It’s obviously a daring move to reunite the stars of the all-too-well-remembered Sex Lives of the Potato Men, but Mackenzie Crook – as the weak-hearted member of the gang – and Johnny Vegas – as a former hellraiser turned tired Dad – manage their own style of comedy (Vegas also plays ‘Kiefer Sutherland or Similar’ in the zombe skit) while blending in with more naturalistic playing from Dustin Demri-Burns as the token smarmy ladykiller, Laura Fraser as a self-declared snippy bitch, Sophie Thompson as a tired Mum who has the most heartfelt speech, and Kelly Wenham in the Meg Tilly tougher-than-she-seems trophy girlfriend role. The plot hinges on the simultaneous presence and absence of the sixth friend, Jonesy (Adam Straughan), and revelations about the circumstances of his death – which also pay off running gags about the door with a trick lock, and the inevitable menace from a possible psycho in the woods.
The resolution of it all goes into controversial territory – though we’ll have to get past the spoiler window to get into the serious arguments everyone will take away from the mostly sweet and silly film. As in the old Amicus anthologies, part of the trick is to cast inherently likeable, appealing, entertaining folks as characters who are initially just small-minded and crotchety but emerge as the plot reveals tumble out as truly horrible. This is a rare recent horror film in which the body count may be too low, since audiences are likely to take against people who don’t really get the come-uppances they deserve as the shaggy dog tale ending wags on into the final blackout. Blackmore, who has done amusing short films, has a real eye for the funny/unsettling image – and also steals a scene with a near wordless bit as the assistant of a big-headed ghost tour guide (Tom Stourton) in the most-achieved of the ‘and now another story’ sidetracks.

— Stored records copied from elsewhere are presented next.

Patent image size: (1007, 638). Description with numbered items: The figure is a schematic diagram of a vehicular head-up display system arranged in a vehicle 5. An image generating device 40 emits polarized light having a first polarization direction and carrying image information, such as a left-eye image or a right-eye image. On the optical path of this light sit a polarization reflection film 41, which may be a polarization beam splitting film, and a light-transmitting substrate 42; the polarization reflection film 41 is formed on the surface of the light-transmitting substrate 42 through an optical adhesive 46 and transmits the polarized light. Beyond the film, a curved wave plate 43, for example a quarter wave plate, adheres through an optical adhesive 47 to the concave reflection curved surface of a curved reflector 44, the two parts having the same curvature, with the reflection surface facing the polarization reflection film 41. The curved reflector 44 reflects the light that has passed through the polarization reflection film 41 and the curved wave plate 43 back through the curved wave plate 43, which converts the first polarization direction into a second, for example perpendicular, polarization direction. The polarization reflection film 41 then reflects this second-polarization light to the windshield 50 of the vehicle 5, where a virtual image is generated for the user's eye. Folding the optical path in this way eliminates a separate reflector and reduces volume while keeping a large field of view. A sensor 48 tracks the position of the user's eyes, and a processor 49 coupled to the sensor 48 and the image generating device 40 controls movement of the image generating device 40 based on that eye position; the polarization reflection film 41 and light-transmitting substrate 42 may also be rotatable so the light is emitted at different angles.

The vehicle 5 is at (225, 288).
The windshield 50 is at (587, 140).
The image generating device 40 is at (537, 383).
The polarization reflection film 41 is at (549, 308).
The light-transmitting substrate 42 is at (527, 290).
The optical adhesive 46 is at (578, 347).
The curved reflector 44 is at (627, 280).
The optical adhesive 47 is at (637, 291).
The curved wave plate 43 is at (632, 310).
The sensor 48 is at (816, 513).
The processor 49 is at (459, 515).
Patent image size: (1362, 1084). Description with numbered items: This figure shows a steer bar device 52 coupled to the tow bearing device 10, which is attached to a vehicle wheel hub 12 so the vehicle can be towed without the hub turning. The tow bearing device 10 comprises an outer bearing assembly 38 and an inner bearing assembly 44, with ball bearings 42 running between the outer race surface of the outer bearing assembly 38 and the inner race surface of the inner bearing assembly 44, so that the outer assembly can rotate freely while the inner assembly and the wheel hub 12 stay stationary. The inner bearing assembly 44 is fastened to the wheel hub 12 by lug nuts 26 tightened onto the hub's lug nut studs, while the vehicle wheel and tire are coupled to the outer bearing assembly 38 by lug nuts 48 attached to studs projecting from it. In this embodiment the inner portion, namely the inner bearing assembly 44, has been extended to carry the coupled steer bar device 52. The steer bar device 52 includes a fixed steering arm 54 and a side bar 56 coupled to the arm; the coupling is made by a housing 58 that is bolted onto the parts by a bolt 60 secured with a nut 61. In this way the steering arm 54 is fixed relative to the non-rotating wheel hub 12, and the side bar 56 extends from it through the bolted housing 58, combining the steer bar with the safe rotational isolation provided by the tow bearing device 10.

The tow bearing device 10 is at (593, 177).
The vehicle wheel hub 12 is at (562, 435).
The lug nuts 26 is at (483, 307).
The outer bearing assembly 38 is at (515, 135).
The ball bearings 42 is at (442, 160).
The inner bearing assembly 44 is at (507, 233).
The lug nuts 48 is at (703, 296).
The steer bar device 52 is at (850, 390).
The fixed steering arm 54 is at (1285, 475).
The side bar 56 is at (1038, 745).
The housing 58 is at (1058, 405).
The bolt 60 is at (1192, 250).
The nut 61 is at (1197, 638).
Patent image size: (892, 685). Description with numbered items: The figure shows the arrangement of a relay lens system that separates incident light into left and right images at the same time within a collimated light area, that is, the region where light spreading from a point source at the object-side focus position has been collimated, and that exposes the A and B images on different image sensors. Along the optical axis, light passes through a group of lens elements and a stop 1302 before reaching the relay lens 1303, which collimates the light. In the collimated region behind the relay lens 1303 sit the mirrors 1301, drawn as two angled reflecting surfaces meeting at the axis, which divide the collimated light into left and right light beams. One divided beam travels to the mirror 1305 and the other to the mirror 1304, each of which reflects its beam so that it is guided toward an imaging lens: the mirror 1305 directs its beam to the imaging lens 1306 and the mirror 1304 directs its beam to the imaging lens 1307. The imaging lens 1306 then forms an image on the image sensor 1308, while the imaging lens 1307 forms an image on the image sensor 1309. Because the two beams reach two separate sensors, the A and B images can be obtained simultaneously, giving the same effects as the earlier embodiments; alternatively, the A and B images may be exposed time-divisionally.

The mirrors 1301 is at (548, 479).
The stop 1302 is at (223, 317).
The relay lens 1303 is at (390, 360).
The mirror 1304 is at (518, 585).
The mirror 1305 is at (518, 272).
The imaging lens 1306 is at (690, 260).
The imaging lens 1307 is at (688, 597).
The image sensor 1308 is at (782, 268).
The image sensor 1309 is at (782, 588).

Here’s the FrightFest listing.
I appreciate that you don’t want to give spoilers about a film that is yet to go on general release, but I’m surprised at how many critics are preferring not to talk about the extremely problematic aspects of TALES FROM THE LODGE, beyond a suggestion that there is something ‘controversial’ there. The film deploys tropes concerning a marginalised group which are outdated, dangerous and hurtful and which surely have no place in a film made in 2019. It’s something that puts a pall over the whole film, no matter how ‘sweet and silly’ the rest of it might be and I think audiences – especially those who might be from this marginalised group – deserve to have a bit more forewarning.